13031/J XXIV. GP
Eingelangt am 14.11.2012
Dieser Text ist elektronisch textinterpretiert. Abweichungen vom Original sind
möglich.
Anfrage
der Abgeordneten Stefan Prähauser und
Genossen und Genossinnen
An den Bundesminister für Gesundheit
betreffend Tamiflu und Oseltamivir
In den Jahren 2005 und 2006 wurden von der damaligen Gesundheitsministerin Rauch-Kallat große Mengen von Tamiflu sowie vom reinen Wirkstoff (Oseltamivir) auf Vorrat angekauft. Diese wurden dann in zivilen und militärischen Lagern untergebracht. Da der von der damaligen Ministerin gemachte Vertrag mit der Firma Roche die Verwendung des Medikaments lediglich im Falle einer Pandemie gestattet, ist noch ein Großteil des damals angelegten Bestandes vorrätig.
Bereits im Jänner 2006 beschäftigte die Frage, was mit den angelegten Tamiflu-Vorräten zu geschehen habe, falls die befürchtete Pandemie nicht komme, die Politik.
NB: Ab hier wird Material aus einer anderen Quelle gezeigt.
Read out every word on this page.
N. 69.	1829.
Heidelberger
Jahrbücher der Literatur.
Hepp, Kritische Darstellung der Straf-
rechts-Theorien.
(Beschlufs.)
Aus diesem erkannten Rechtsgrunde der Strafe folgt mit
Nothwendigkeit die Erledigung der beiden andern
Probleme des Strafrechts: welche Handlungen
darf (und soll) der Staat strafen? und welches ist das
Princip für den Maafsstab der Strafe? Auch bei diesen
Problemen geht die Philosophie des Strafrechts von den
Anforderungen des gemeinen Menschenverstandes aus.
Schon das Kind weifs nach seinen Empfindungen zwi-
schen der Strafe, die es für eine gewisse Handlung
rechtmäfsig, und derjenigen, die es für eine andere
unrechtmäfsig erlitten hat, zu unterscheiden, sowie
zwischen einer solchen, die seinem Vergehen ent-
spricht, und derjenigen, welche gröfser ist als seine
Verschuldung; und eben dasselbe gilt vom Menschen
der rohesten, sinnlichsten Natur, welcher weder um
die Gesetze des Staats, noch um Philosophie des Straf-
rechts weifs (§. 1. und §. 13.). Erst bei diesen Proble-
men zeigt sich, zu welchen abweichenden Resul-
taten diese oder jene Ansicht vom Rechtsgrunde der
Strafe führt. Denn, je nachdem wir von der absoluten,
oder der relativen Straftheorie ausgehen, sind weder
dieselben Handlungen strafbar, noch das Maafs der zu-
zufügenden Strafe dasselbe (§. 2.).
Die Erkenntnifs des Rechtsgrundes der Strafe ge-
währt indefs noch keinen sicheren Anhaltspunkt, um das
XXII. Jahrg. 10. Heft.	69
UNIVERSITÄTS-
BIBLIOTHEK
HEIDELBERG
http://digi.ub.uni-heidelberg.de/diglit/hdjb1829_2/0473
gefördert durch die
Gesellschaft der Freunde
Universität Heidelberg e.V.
So nannte laut einem Artikel der Wiener Zeitung vom 18.01.2006
(http://ww.wienerzeitung.at/nachrichten/archiv/123344_Ueberfluessiges-Tamiflu.html) damals der Oberösterreichische Landeshauptmann den Vertrag mit der Herstellerfirma Hoffmann La Roche als „Knebelungsvertrag“. Im selben Artikel hieß es auch, dass der Liefervertrag mit Hoffmann La Roche vom Gesundheitsministerium ausgehandelt worden sei, wobei − laut dem Büro der damaligen Gesundheitsministerin − der „Verhandlungsprozess mit Roche... noch nicht abgeschlossen“ sei.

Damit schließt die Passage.